An Integrated Strategy for Rapid Profiling of Depsipeptides by High-Performance Liquid Chromatography Coupled to Quadrupole Time-of-Flight Mass Spectrometry: Bombyx batryticatus as an Example.

Depsipeptides, a structurally diverse class of nonribosomal peptides with broad bioactivities, present significant challenges for systematic characterization due to their complex fragmentation patterns in mass spectrometry (MS). This study aims to develop a generic three-step strategy based on high-performance liquid chromatography quadrupole time-of-flight mass spectrometry (HPLC-Q-TOF/MS) to facilitate the rapid screening and identification of both linear and cyclic depsipeptides. The workflow is defined by three sequential, logic-driven steps: (1) filtering potential depsipeptide precursors via diagnostic and adduct ions along with depsipeptide classification; (2) identifying the structural residues by monitoring diagnostic product ions and neutral losses; and (3) sequencing the peptide backbone through comprehensive analysis of MS/MS spectra. To validate the strategy's universality, it was applied to the analysis of depsipeptides in a complex biological matrix (extracts of Bombyx batryticatus).
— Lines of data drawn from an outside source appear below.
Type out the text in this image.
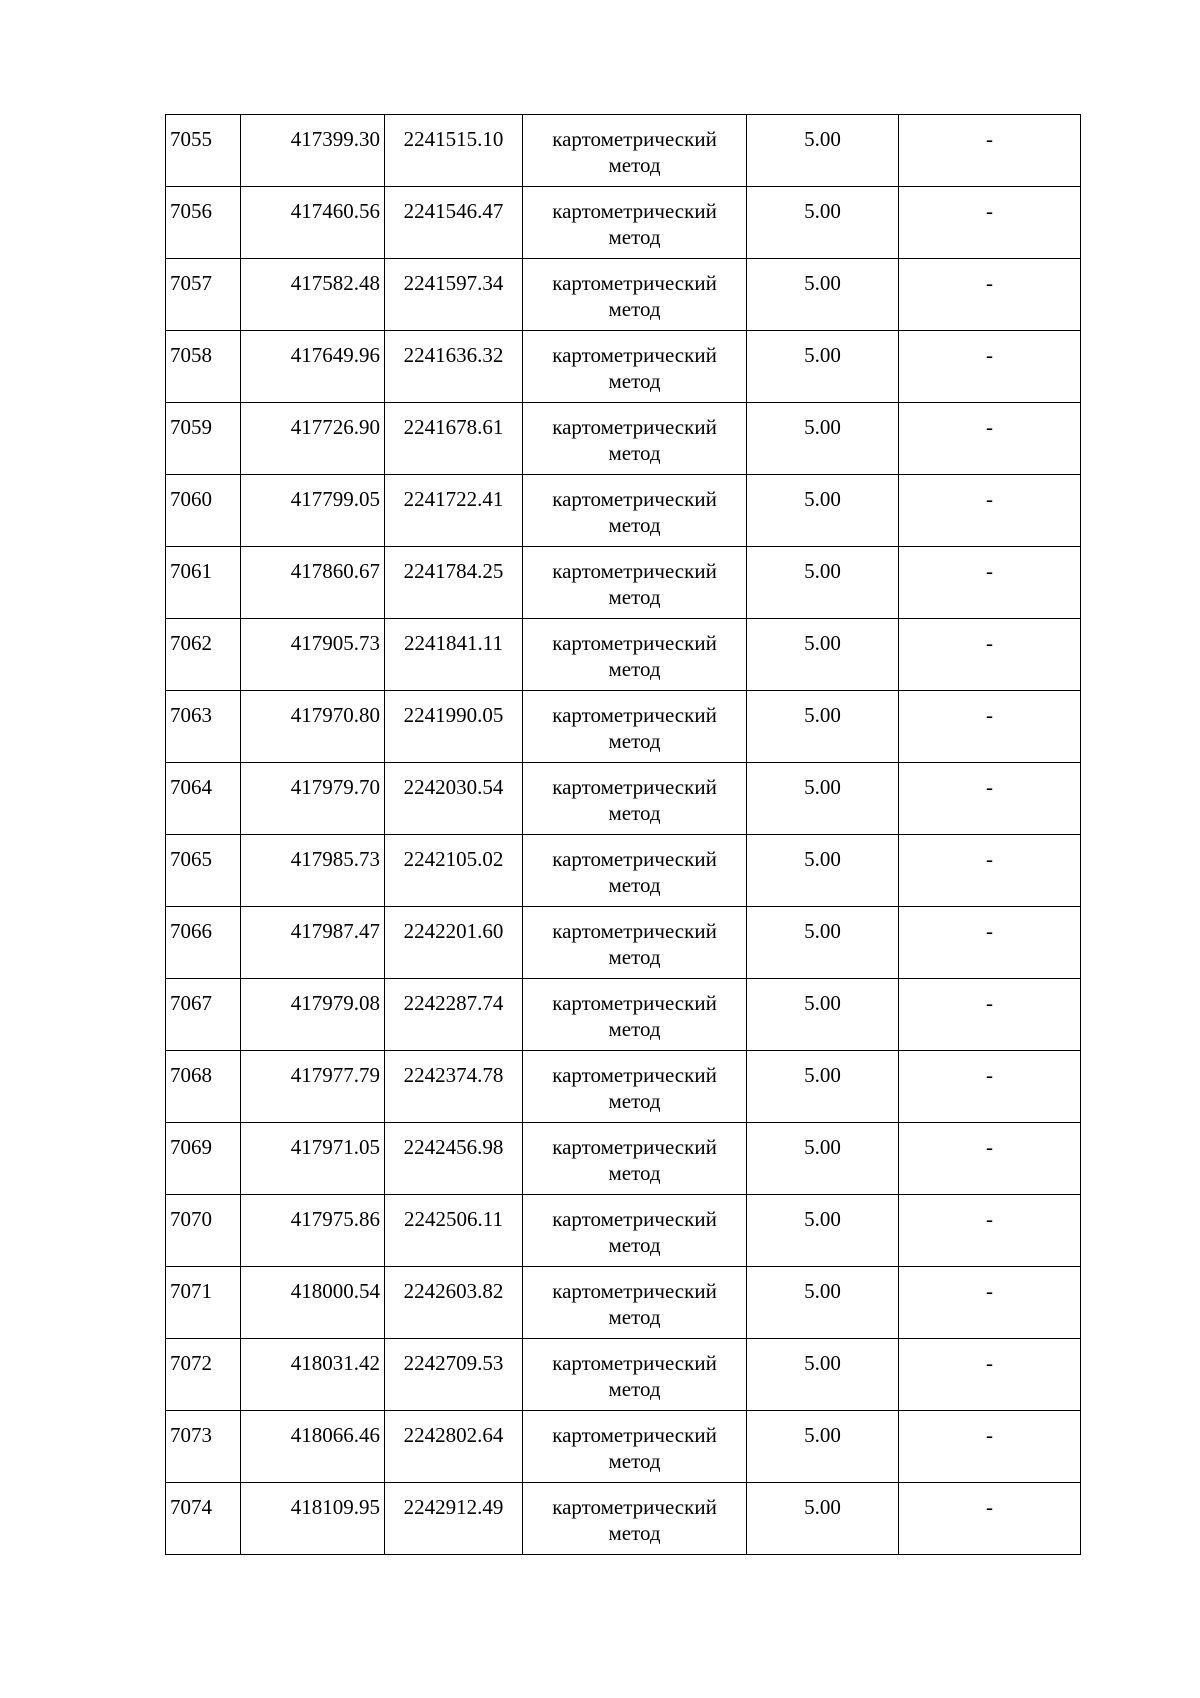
7055	417399.30	2241515.10	картометрический метод	5.00	-
7056	417460.56	2241546.47	картометрический метод	5.00	-
7057	417582.48	2241597.34	картометрический метод	5.00	-
7058	417649.96	2241636.32	картометрический метод	5.00	-
7059	417726.90	2241678.61	картометрический метод	5.00	-
7060	417799.05	2241722.41	картометрический метод	5.00	-
7061	417860.67	2241784.25	картометрический метод	5.00	-
7062	417905.73	2241841.11	картометрический метод	5.00	-
7063	417970.80	2241990.05	картометрический метод	5.00	-
7064	417979.70	2242030.54	картометрический метод	5.00	-
7065	417985.73	2242105.02	картометрический метод	5.00	-
7066	417987.47	2242201.60	картометрический метод	5.00	-
7067	417979.08	2242287.74	картометрический метод	5.00	-
7068	417977.79	2242374.78	картометрический метод	5.00	-
7069	417971.05	2242456.98	картометрический метод	5.00	-
7070	417975.86	2242506.11	картометрический метод	5.00	-
7071	418000.54	2242603.82	картометрический метод	5.00	-
7072	418031.42	2242709.53	картометрический метод	5.00	-
7073	418066.46	2242802.64	картометрический метод	5.00	-
7074	418109.95	2242912.49	картометрический метод	5.00	-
A total of 62 depsipeptides (encompassing octa-, hexa-, tetra-, and didepsipeptides, with both cyclic and linear topologies) were identified or tentatively characterized, including 34 potential novel analogs. Notably, the strategy successfully distinguished 10 methionine-containing depsipeptides with subtle redox modifications (native methionine, methionine sulfoxide, methionine sulfone), demonstrating its ability to resolve structurally similar derivatives. This three-step strategy offers a simple, rapid, and robust tool for comprehensive depsipeptide profiling. Its application to complex matrices highlights the strong potential for extending to other biological samples, advancing systematic analysis of depsipeptide families in natural products and biological systems.